27 мая от Парижа до Кванджу

Панкрат Антипов
        Восстание – высшая мера надежды на лучшую жизнь. Восстают только тогда, когда все низшие и простые меры пройдены. И пройдены безнадёжно. Когда спокойной и размеренной жизни больше не получается. Когда слова «свобода или смерть» перестают быть только словами не для кучки «идейных заговорщиков», а для огромной массы.
        И ещё когда все восстающие прекрасно знают, сколько мрази вольётся в их ряды, насколько преступления этой мрази станут их преступлениями. И как эта мразь в случае победы может быстро стать новой властью, хуже свергнутой. Но думать и анализировать уже некогда.
        Иначе мразью станет уже нынешняя, а не будущая власть. Подавление восстаний всегда кроваво, всегда отвратительно, всегда больно. И лишь нам, сторонним обывателям, хорошо давать свои "советы постороннего", а потом рассуждать.
        Ну, например, так.  Нет сомнений, что успешное подавление «революционных масс» в октябре-ноябре 1917-го не имело бы прецедентов в российской истории по своей «крутизне-кровизне». Уже тогда «прогрессивное человечество», ещё не успев завершить первую мировую войну, возмущалось бы «зверствами казаков Керенского». Уже тогда убитые без суда и следствия Ленин, Троцкий и Сталин надолго стали бы мучениками. Но – сколько бы погибло большевиков? Тридцать тысяч, как при Парижской коммуне? Или сто тридцать? Всё равно не миллионы, что уничтожены этой «троицей несвятой»!
        Так-то оно так. Да только любую правительствующую мразь, утопившую в крови очередное восстание, можно оправдать такой «антиутопией»…

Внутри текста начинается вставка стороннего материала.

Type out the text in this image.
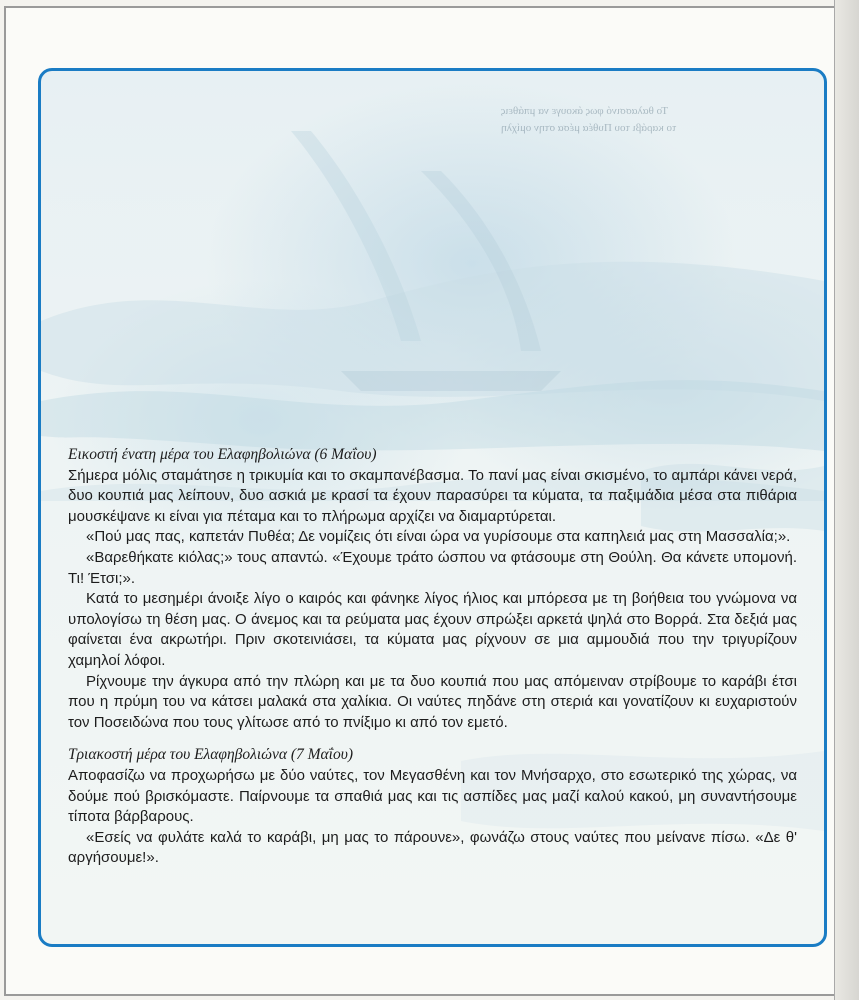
Το θαλασσινό φως άκουγε να μπάθεις
το καράβι του Πυθέα μέσα στην ομίχλη

Εικοστή ένατη μέρα του Ελαφηβολιώνα (6 Μαΐου)

Σήμερα μόλις σταμάτησε η τρικυμία και το σκαμπανέβασμα. Το πανί μας είναι σκισμένο, το αμπάρι κάνει νερά, δυο κουπιά μας λείπουν, δυο ασκιά με κρασί τα έχουν παρασύρει τα κύματα, τα παξιμάδια μέσα στα πιθάρια μουσκέψανε κι είναι για πέταμα και το πλήρωμα αρχίζει να διαμαρτύρεται.

«Πού μας πας, καπετάν Πυθέα; Δε νομίζεις ότι είναι ώρα να γυρίσουμε στα καπηλειά μας στη Μασσαλία;».

«Βαρεθήκατε κιόλας;» τους απαντώ. «Έχουμε τράτο ώσπου να φτάσουμε στη Θούλη. Θα κάνετε υπομονή. Τι! Έτσι;».

Κατά το μεσημέρι άνοιξε λίγο ο καιρός και φάνηκε λίγος ήλιος και μπόρεσα με τη βοήθεια του γνώμονα να υπολογίσω τη θέση μας. Ο άνεμος και τα ρεύματα μας έχουν σπρώξει αρκετά ψηλά στο Βορρά. Στα δεξιά μας φαίνεται ένα ακρωτήρι. Πριν σκοτεινιάσει, τα κύματα μας ρίχνουν σε μια αμμουδιά που την τριγυρίζουν χαμηλοί λόφοι.

Ρίχνουμε την άγκυρα από την πλώρη και με τα δυο κουπιά που μας απόμειναν στρίβουμε το καράβι έτσι που η πρύμη του να κάτσει μαλακά στα χαλίκια. Οι ναύτες πηδάνε στη στεριά και γονατίζουν κι ευχαριστούν τον Ποσειδώνα που τους γλίτωσε από το πνίξιμο κι από τον εμετό.

Τριακοστή μέρα του Ελαφηβολιώνα (7 Μαΐου)

Αποφασίζω να προχωρήσω με δύο ναύτες, τον Μεγασθένη και τον Μνήσαρχο, στο εσωτερικό της χώρας, να δούμε πού βρισκόμαστε. Παίρνουμε τα σπαθιά μας και τις ασπίδες μας μαζί καλού κακού, μη συναντήσουμε τίποτα βάρβαρους.

«Εσείς να φυλάτε καλά το καράβι, μη μας το πάρουνε», φωνάζω στους ναύτες που μείνανε πίσω. «Δε θ' αργήσουμε!».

        140-летие Парижской коммуны и её кровавого подавления в конце мая 1871 года прошло незаметно. Даже на сайте КПРФ «юбилейный» текст на все девяносто процентов позаимствован у «Википедии» – не болит душа у этих «коммунаров» по «первой пролетарской диктатуре», «дежурна» для них эта дата. Что уж тогда говорить про иных борцов с несправедливостями мира?
        На парижское кладбище Пер-Лашез борцы эти всё больше идут не к «Стене коммунаров», а к могиле Джима Моррисона – талантливого барда-бунтаря из группы «The Doors». Автора бессмертной «People Are Strange» и отчаянного сценического хулигана. Который в Париж фактически бежал из «сурово осудившей» его Америки, но успел только упокоиться в парижской земле ровно веком позже коммунаров, в июле 1971-го. Совпадение? Знамение? Среди версий смерти Моррисона «хорошие парни из ФБР» тоже присутствуют…


        Парижским бунтам и восстаниям, революциям и контрреволюциям, брюмерам и термидорам несть числа. Коммуна была последним вооружённым выступлением – и самым кровавым, самым разрушительным. Ибо никогда, наверное, Париж так не разрушали и не жгли, как в 1871-м – даже оккупанты-нацисты семьдесят лет спустя. Главной потерей был любимый французскими королями и императорами дворец Тюильри.
        Но впервые в руках восставших был весь город на два с половиной месяца. Впервые они вывели городское самоуправление на уровень государственной власти (хотя никакой и не «пролетарской диктатуры»). Впервые победившее поначалу восстание попыталось ярость уничтожения обратить в дух созидания. А желание продлить «мораторий» на выплаты по векселям и закладным в ломбардах (его установили на время войны с Пруссией, но ввиду поражения пора было и отменять!) – в попытки овладеть азами «антикризисного управления».
        Конечно, не вышло. Конечно, затесавшаяся мразь всё испортила – и банки не национализировала (не нашлось "своего" бухгалтера!), и оборону провалила, и «преступную мягкость к врагам» проявила по Марксу. А «не мразь» благостно пребывала кто в «бланкизме», кто в «прудонизме», а кто в «журнализме». Среди лидеров Коммуны было несколько бульварных репортёров, их разбирало скорее профессиональное любопытство, чем воля к борьбе. Были, конечно, и литераторы, к штыку перо приравнявшие, но самого штыка в жизни не видевшие.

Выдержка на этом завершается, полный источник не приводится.